The selloff started early, following news that lawmakers had asked Gilead Sciences to explain the $84,000 price tag of its new hepatitis C drug Sovaldi, which is encountering resistance from health insurers and state Medicaid programs.

"Once the Congress gets involved, there is a risk for the whole sector, especially if the focus of the action is primarily on pricing," Tim Ghriskey, chief investment officer of Solaris Asset Management, told news agencies.

"The sector has also gotten more vulnerable after this huge rally and with valuations above historic averages," there is going to be selling pressure for at least several weeks," Ghriskey added.

The selloffs could be problematic for biotech, a sector that has jumped more than 250 percent over the past five years, observers say. Investors in the options market have shifted activity to bets on further gains over the past year, and more analysts have buy ratings on biotech names than any other sector.

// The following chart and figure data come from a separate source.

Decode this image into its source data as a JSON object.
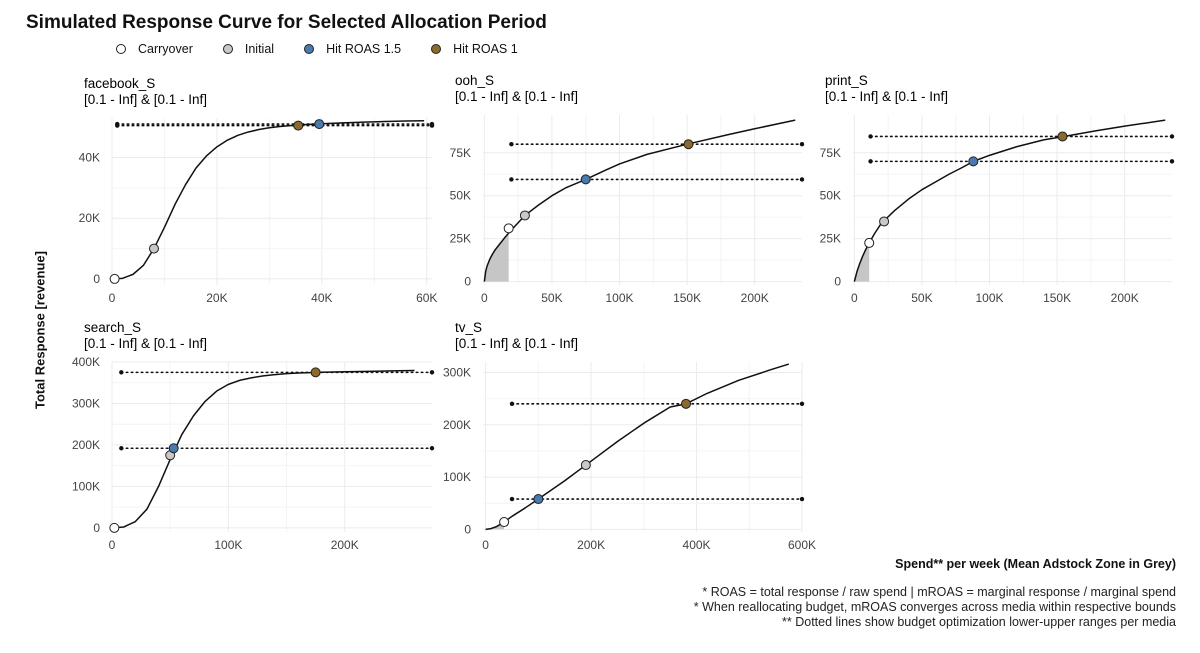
{
  "title": "Simulated Response Curve for Selected Allocation Period",
  "legend": [
    {
      "label": "Carryover",
      "color": "#ffffff"
    },
    {
      "label": "Initial",
      "color": "#c8c8c8"
    },
    {
      "label": "Hit ROAS 1.5",
      "color": "#4a7ab0"
    },
    {
      "label": "Hit ROAS 1",
      "color": "#8b6a2b"
    }
  ],
  "y_axis_label": "Total Response [revenue]",
  "x_axis_label": "Spend** per week (Mean Adstock Zone in Grey)",
  "footnotes": [
    "* ROAS = total response / raw spend | mROAS = marginal response / marginal spend",
    "* When reallocating budget, mROAS converges across media within respective bounds",
    "** Dotted lines show budget optimization lower-upper ranges per media"
  ],
  "chart_data": [
    {
      "type": "line",
      "title": "facebook_S",
      "subtitle": "[0.1 - Inf] & [0.1 - Inf]",
      "xlim": [
        0,
        61000
      ],
      "ylim": [
        -2000,
        53000
      ],
      "x_ticks": [
        0,
        20000,
        40000,
        60000
      ],
      "x_tick_labels": [
        "0",
        "20K",
        "40K",
        "60K"
      ],
      "y_ticks": [
        0,
        20000,
        40000
      ],
      "y_tick_labels": [
        "0",
        "20K",
        "40K"
      ],
      "curve": {
        "x": [
          0,
          2000,
          4000,
          6000,
          8000,
          10000,
          12000,
          14000,
          16000,
          18000,
          20000,
          22000,
          24000,
          26000,
          28000,
          30000,
          32000,
          34000,
          36000,
          38000,
          40000,
          44000,
          48000,
          52000,
          56000,
          59500
        ],
        "y": [
          0,
          200,
          1500,
          4500,
          10000,
          17000,
          24500,
          31000,
          36500,
          40500,
          43500,
          45700,
          47300,
          48400,
          49200,
          49800,
          50200,
          50500,
          50750,
          50950,
          51100,
          51400,
          51650,
          51850,
          52000,
          52100
        ]
      },
      "mean_adstock_x": 0,
      "points": {
        "carryover": [
          500,
          0
        ],
        "initial": [
          8000,
          10000
        ],
        "roas_1_5": [
          39500,
          51000
        ],
        "roas_1": [
          35500,
          50500
        ]
      },
      "ranges": [
        {
          "y": 51000,
          "x": [
            1000,
            61000
          ]
        },
        {
          "y": 50500,
          "x": [
            1000,
            61000
          ]
        }
      ]
    },
    {
      "type": "line",
      "title": "ooh_S",
      "subtitle": "[0.1 - Inf] & [0.1 - Inf]",
      "xlim": [
        -1000,
        235000
      ],
      "ylim": [
        -2000,
        97000
      ],
      "x_ticks": [
        0,
        50000,
        100000,
        150000,
        200000
      ],
      "x_tick_labels": [
        "0",
        "50K",
        "100K",
        "150K",
        "200K"
      ],
      "y_ticks": [
        0,
        25000,
        50000,
        75000
      ],
      "y_tick_labels": [
        "0",
        "25K",
        "50K",
        "75K"
      ],
      "curve": {
        "x": [
          0,
          1000,
          2000,
          4000,
          6000,
          8000,
          10000,
          15000,
          20000,
          30000,
          40000,
          50000,
          60000,
          75000,
          90000,
          100000,
          120000,
          150000,
          180000,
          200000,
          230000
        ],
        "y": [
          0,
          6000,
          9000,
          13000,
          16000,
          18500,
          20500,
          25500,
          30000,
          38500,
          44500,
          50000,
          54500,
          59500,
          65000,
          68500,
          74000,
          80000,
          85500,
          89000,
          94000
        ]
      },
      "mean_adstock_x": 18000,
      "points": {
        "carryover": [
          18000,
          31000
        ],
        "initial": [
          30000,
          38500
        ],
        "roas_1_5": [
          75000,
          59500
        ],
        "roas_1": [
          151000,
          80000
        ]
      },
      "ranges": [
        {
          "y": 80000,
          "x": [
            20000,
            235000
          ]
        },
        {
          "y": 59500,
          "x": [
            20000,
            235000
          ]
        }
      ]
    },
    {
      "type": "line",
      "title": "print_S",
      "subtitle": "[0.1 - Inf] & [0.1 - Inf]",
      "xlim": [
        -1000,
        235000
      ],
      "ylim": [
        -2000,
        97000
      ],
      "x_ticks": [
        0,
        50000,
        100000,
        150000,
        200000
      ],
      "x_tick_labels": [
        "0",
        "50K",
        "100K",
        "150K",
        "200K"
      ],
      "y_ticks": [
        0,
        25000,
        50000,
        75000
      ],
      "y_tick_labels": [
        "0",
        "25K",
        "50K",
        "75K"
      ],
      "curve": {
        "x": [
          0,
          2000,
          4000,
          6000,
          8000,
          11000,
          15000,
          20000,
          30000,
          40000,
          50000,
          60000,
          70000,
          80000,
          88000,
          100000,
          120000,
          140000,
          155000,
          180000,
          200000,
          230000
        ],
        "y": [
          0,
          6000,
          10500,
          14500,
          18000,
          22500,
          28000,
          34000,
          41500,
          48000,
          53500,
          58000,
          62500,
          66500,
          70000,
          73500,
          78500,
          82500,
          84500,
          88000,
          90500,
          94000
        ]
      },
      "mean_adstock_x": 11000,
      "points": {
        "carryover": [
          11000,
          22500
        ],
        "initial": [
          22000,
          35000
        ],
        "roas_1_5": [
          88000,
          70000
        ],
        "roas_1": [
          154000,
          84500
        ]
      },
      "ranges": [
        {
          "y": 84500,
          "x": [
            12000,
            235000
          ]
        },
        {
          "y": 70000,
          "x": [
            12000,
            235000
          ]
        }
      ]
    },
    {
      "type": "line",
      "title": "search_S",
      "subtitle": "[0.1 - Inf] & [0.1 - Inf]",
      "xlim": [
        0,
        275000
      ],
      "ylim": [
        -10000,
        400000
      ],
      "x_ticks": [
        0,
        100000,
        200000
      ],
      "x_tick_labels": [
        "0",
        "100K",
        "200K"
      ],
      "y_ticks": [
        0,
        100000,
        200000,
        300000,
        400000
      ],
      "y_tick_labels": [
        "0",
        "100K",
        "200K",
        "300K",
        "400K"
      ],
      "curve": {
        "x": [
          0,
          10000,
          20000,
          30000,
          40000,
          50000,
          55000,
          60000,
          70000,
          80000,
          90000,
          100000,
          110000,
          120000,
          130000,
          140000,
          150000,
          160000,
          170000,
          180000,
          200000,
          220000,
          240000,
          260000
        ],
        "y": [
          0,
          2000,
          15000,
          45000,
          100000,
          165000,
          195000,
          225000,
          270000,
          305000,
          330000,
          346000,
          356000,
          362000,
          366500,
          369500,
          372000,
          373500,
          374500,
          375200,
          376500,
          377500,
          378500,
          379500
        ]
      },
      "mean_adstock_x": 0,
      "points": {
        "carryover": [
          2000,
          0
        ],
        "initial": [
          50000,
          175000
        ],
        "roas_1_5": [
          53000,
          192000
        ],
        "roas_1": [
          175000,
          375000
        ]
      },
      "ranges": [
        {
          "y": 375000,
          "x": [
            8000,
            275000
          ]
        },
        {
          "y": 192000,
          "x": [
            8000,
            275000
          ]
        }
      ]
    },
    {
      "type": "line",
      "title": "tv_S",
      "subtitle": "[0.1 - Inf] & [0.1 - Inf]",
      "xlim": [
        -5000,
        600000
      ],
      "ylim": [
        -5000,
        320000
      ],
      "x_ticks": [
        0,
        200000,
        400000,
        600000
      ],
      "x_tick_labels": [
        "0",
        "200K",
        "400K",
        "600K"
      ],
      "y_ticks": [
        0,
        100000,
        200000,
        300000
      ],
      "y_tick_labels": [
        "0",
        "100K",
        "200K",
        "300K"
      ],
      "curve": {
        "x": [
          0,
          10000,
          20000,
          35000,
          50000,
          75000,
          100000,
          150000,
          190000,
          250000,
          300000,
          350000,
          380000,
          420000,
          480000,
          540000,
          575000
        ],
        "y": [
          0,
          1500,
          5000,
          14000,
          25000,
          41000,
          58000,
          93000,
          123000,
          168000,
          203000,
          234000,
          240000,
          260000,
          285000,
          305000,
          316000
        ]
      },
      "mean_adstock_x": 35000,
      "points": {
        "carryover": [
          35000,
          14000
        ],
        "initial": [
          190000,
          123000
        ],
        "roas_1_5": [
          100000,
          58000
        ],
        "roas_1": [
          380000,
          240000
        ]
      },
      "ranges": [
        {
          "y": 240000,
          "x": [
            50000,
            600000
          ]
        },
        {
          "y": 58000,
          "x": [
            50000,
            600000
          ]
        }
      ]
    }
  ]
}
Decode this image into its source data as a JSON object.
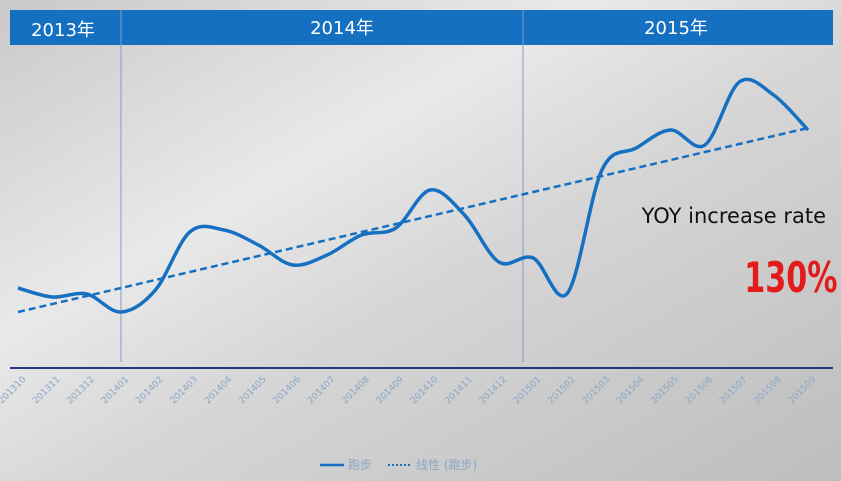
{
  "chart_data": {
    "type": "line",
    "year_labels": [
      "2013年",
      "2014年",
      "2015年"
    ],
    "categories": [
      "201310",
      "201311",
      "201312",
      "201401",
      "201402",
      "201403",
      "201404",
      "201405",
      "201406",
      "201407",
      "201408",
      "201409",
      "201410",
      "201411",
      "201412",
      "201501",
      "201502",
      "201503",
      "201504",
      "201505",
      "201506",
      "201507",
      "201508",
      "201509"
    ],
    "series": [
      {
        "name": "跑步",
        "color": "#1570c2",
        "style": "solid",
        "values": [
          82,
          73,
          76,
          58,
          80,
          138,
          140,
          125,
          105,
          115,
          135,
          142,
          180,
          155,
          108,
          112,
          77,
          200,
          222,
          240,
          225,
          288,
          275,
          240
        ]
      },
      {
        "name": "线性 (跑步)",
        "color": "#1570c2",
        "style": "dashed",
        "values": [
          58,
          66,
          74,
          82,
          90,
          98,
          106,
          114,
          122,
          130,
          138,
          146,
          154,
          162,
          170,
          178,
          186,
          194,
          202,
          210,
          218,
          226,
          234,
          242
        ]
      }
    ],
    "annotation": "YOY increase rate",
    "annotation_value": "130%"
  }
}
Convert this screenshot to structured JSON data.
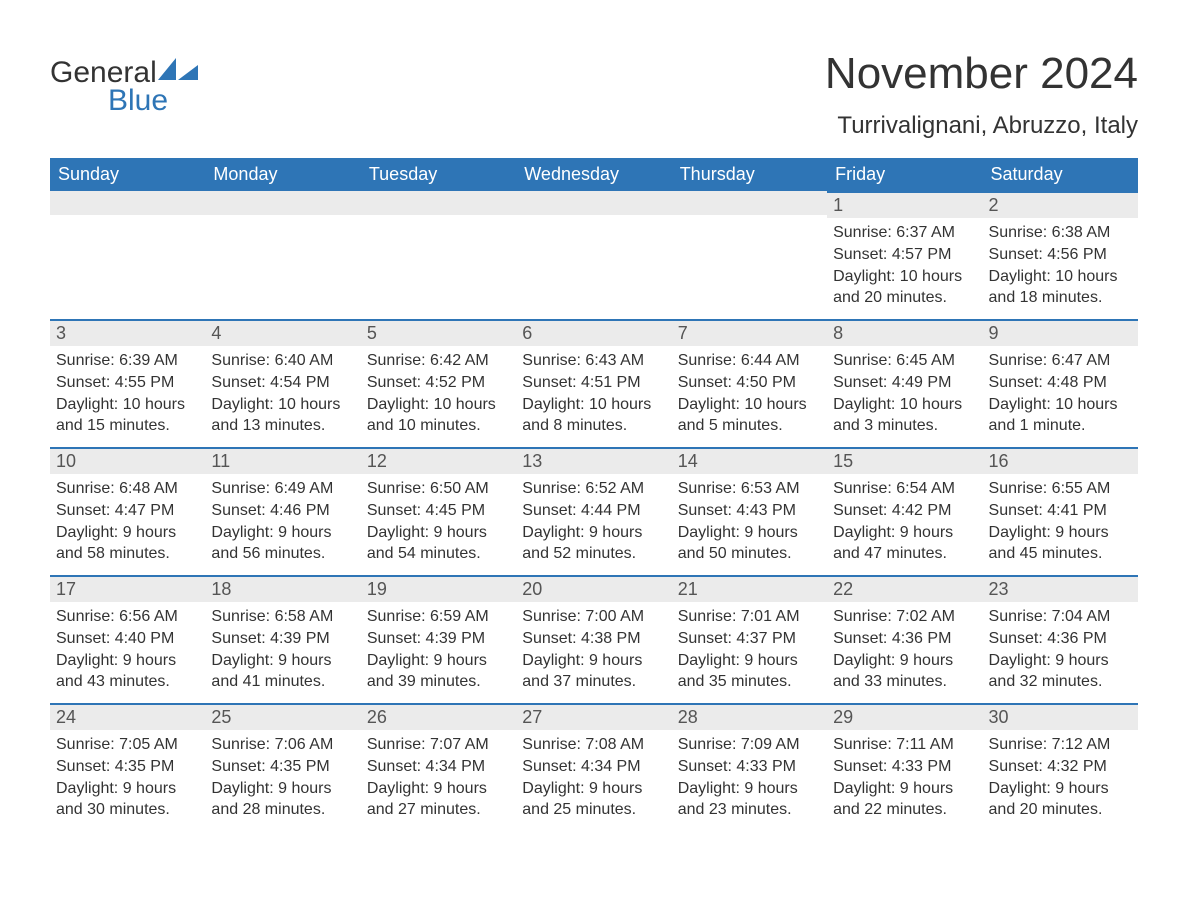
{
  "logo": {
    "word1": "General",
    "word2": "Blue",
    "brand_color": "#2e75b6",
    "text_color": "#333333"
  },
  "header": {
    "title": "November 2024",
    "location": "Turrivalignani, Abruzzo, Italy"
  },
  "styling": {
    "header_bg": "#2e75b6",
    "header_text": "#ffffff",
    "daynum_bg": "#ebebeb",
    "daynum_text": "#555555",
    "cell_border_top": "#2e75b6",
    "body_text": "#333333",
    "page_bg": "#ffffff",
    "font_family": "Arial",
    "title_fontsize": 44,
    "location_fontsize": 24,
    "dayheader_fontsize": 18,
    "cell_fontsize": 16
  },
  "day_headers": [
    "Sunday",
    "Monday",
    "Tuesday",
    "Wednesday",
    "Thursday",
    "Friday",
    "Saturday"
  ],
  "weeks": [
    [
      null,
      null,
      null,
      null,
      null,
      {
        "n": "1",
        "sr": "Sunrise: 6:37 AM",
        "ss": "Sunset: 4:57 PM",
        "d1": "Daylight: 10 hours",
        "d2": "and 20 minutes."
      },
      {
        "n": "2",
        "sr": "Sunrise: 6:38 AM",
        "ss": "Sunset: 4:56 PM",
        "d1": "Daylight: 10 hours",
        "d2": "and 18 minutes."
      }
    ],
    [
      {
        "n": "3",
        "sr": "Sunrise: 6:39 AM",
        "ss": "Sunset: 4:55 PM",
        "d1": "Daylight: 10 hours",
        "d2": "and 15 minutes."
      },
      {
        "n": "4",
        "sr": "Sunrise: 6:40 AM",
        "ss": "Sunset: 4:54 PM",
        "d1": "Daylight: 10 hours",
        "d2": "and 13 minutes."
      },
      {
        "n": "5",
        "sr": "Sunrise: 6:42 AM",
        "ss": "Sunset: 4:52 PM",
        "d1": "Daylight: 10 hours",
        "d2": "and 10 minutes."
      },
      {
        "n": "6",
        "sr": "Sunrise: 6:43 AM",
        "ss": "Sunset: 4:51 PM",
        "d1": "Daylight: 10 hours",
        "d2": "and 8 minutes."
      },
      {
        "n": "7",
        "sr": "Sunrise: 6:44 AM",
        "ss": "Sunset: 4:50 PM",
        "d1": "Daylight: 10 hours",
        "d2": "and 5 minutes."
      },
      {
        "n": "8",
        "sr": "Sunrise: 6:45 AM",
        "ss": "Sunset: 4:49 PM",
        "d1": "Daylight: 10 hours",
        "d2": "and 3 minutes."
      },
      {
        "n": "9",
        "sr": "Sunrise: 6:47 AM",
        "ss": "Sunset: 4:48 PM",
        "d1": "Daylight: 10 hours",
        "d2": "and 1 minute."
      }
    ],
    [
      {
        "n": "10",
        "sr": "Sunrise: 6:48 AM",
        "ss": "Sunset: 4:47 PM",
        "d1": "Daylight: 9 hours",
        "d2": "and 58 minutes."
      },
      {
        "n": "11",
        "sr": "Sunrise: 6:49 AM",
        "ss": "Sunset: 4:46 PM",
        "d1": "Daylight: 9 hours",
        "d2": "and 56 minutes."
      },
      {
        "n": "12",
        "sr": "Sunrise: 6:50 AM",
        "ss": "Sunset: 4:45 PM",
        "d1": "Daylight: 9 hours",
        "d2": "and 54 minutes."
      },
      {
        "n": "13",
        "sr": "Sunrise: 6:52 AM",
        "ss": "Sunset: 4:44 PM",
        "d1": "Daylight: 9 hours",
        "d2": "and 52 minutes."
      },
      {
        "n": "14",
        "sr": "Sunrise: 6:53 AM",
        "ss": "Sunset: 4:43 PM",
        "d1": "Daylight: 9 hours",
        "d2": "and 50 minutes."
      },
      {
        "n": "15",
        "sr": "Sunrise: 6:54 AM",
        "ss": "Sunset: 4:42 PM",
        "d1": "Daylight: 9 hours",
        "d2": "and 47 minutes."
      },
      {
        "n": "16",
        "sr": "Sunrise: 6:55 AM",
        "ss": "Sunset: 4:41 PM",
        "d1": "Daylight: 9 hours",
        "d2": "and 45 minutes."
      }
    ],
    [
      {
        "n": "17",
        "sr": "Sunrise: 6:56 AM",
        "ss": "Sunset: 4:40 PM",
        "d1": "Daylight: 9 hours",
        "d2": "and 43 minutes."
      },
      {
        "n": "18",
        "sr": "Sunrise: 6:58 AM",
        "ss": "Sunset: 4:39 PM",
        "d1": "Daylight: 9 hours",
        "d2": "and 41 minutes."
      },
      {
        "n": "19",
        "sr": "Sunrise: 6:59 AM",
        "ss": "Sunset: 4:39 PM",
        "d1": "Daylight: 9 hours",
        "d2": "and 39 minutes."
      },
      {
        "n": "20",
        "sr": "Sunrise: 7:00 AM",
        "ss": "Sunset: 4:38 PM",
        "d1": "Daylight: 9 hours",
        "d2": "and 37 minutes."
      },
      {
        "n": "21",
        "sr": "Sunrise: 7:01 AM",
        "ss": "Sunset: 4:37 PM",
        "d1": "Daylight: 9 hours",
        "d2": "and 35 minutes."
      },
      {
        "n": "22",
        "sr": "Sunrise: 7:02 AM",
        "ss": "Sunset: 4:36 PM",
        "d1": "Daylight: 9 hours",
        "d2": "and 33 minutes."
      },
      {
        "n": "23",
        "sr": "Sunrise: 7:04 AM",
        "ss": "Sunset: 4:36 PM",
        "d1": "Daylight: 9 hours",
        "d2": "and 32 minutes."
      }
    ],
    [
      {
        "n": "24",
        "sr": "Sunrise: 7:05 AM",
        "ss": "Sunset: 4:35 PM",
        "d1": "Daylight: 9 hours",
        "d2": "and 30 minutes."
      },
      {
        "n": "25",
        "sr": "Sunrise: 7:06 AM",
        "ss": "Sunset: 4:35 PM",
        "d1": "Daylight: 9 hours",
        "d2": "and 28 minutes."
      },
      {
        "n": "26",
        "sr": "Sunrise: 7:07 AM",
        "ss": "Sunset: 4:34 PM",
        "d1": "Daylight: 9 hours",
        "d2": "and 27 minutes."
      },
      {
        "n": "27",
        "sr": "Sunrise: 7:08 AM",
        "ss": "Sunset: 4:34 PM",
        "d1": "Daylight: 9 hours",
        "d2": "and 25 minutes."
      },
      {
        "n": "28",
        "sr": "Sunrise: 7:09 AM",
        "ss": "Sunset: 4:33 PM",
        "d1": "Daylight: 9 hours",
        "d2": "and 23 minutes."
      },
      {
        "n": "29",
        "sr": "Sunrise: 7:11 AM",
        "ss": "Sunset: 4:33 PM",
        "d1": "Daylight: 9 hours",
        "d2": "and 22 minutes."
      },
      {
        "n": "30",
        "sr": "Sunrise: 7:12 AM",
        "ss": "Sunset: 4:32 PM",
        "d1": "Daylight: 9 hours",
        "d2": "and 20 minutes."
      }
    ]
  ]
}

Short interest in the top 10 performers in the biotech sector in 2014 stood at about 6.2% on average as of end of February, according to data compiled by the news agency Reuters.

Despite the recent decline, the biotechnology sector is still up nearly 9% for the year. It has risen in five straight years, for a total gain of 253%, Reuters' figures show.

A study looking at options activity in the top 50 biotech performers in 2014 showed fewer bearish bets placed compared to a year ago. According to analysts, this suggests that sentiment has grown more positive as investors are more fearful of missing gains than protecting against losses.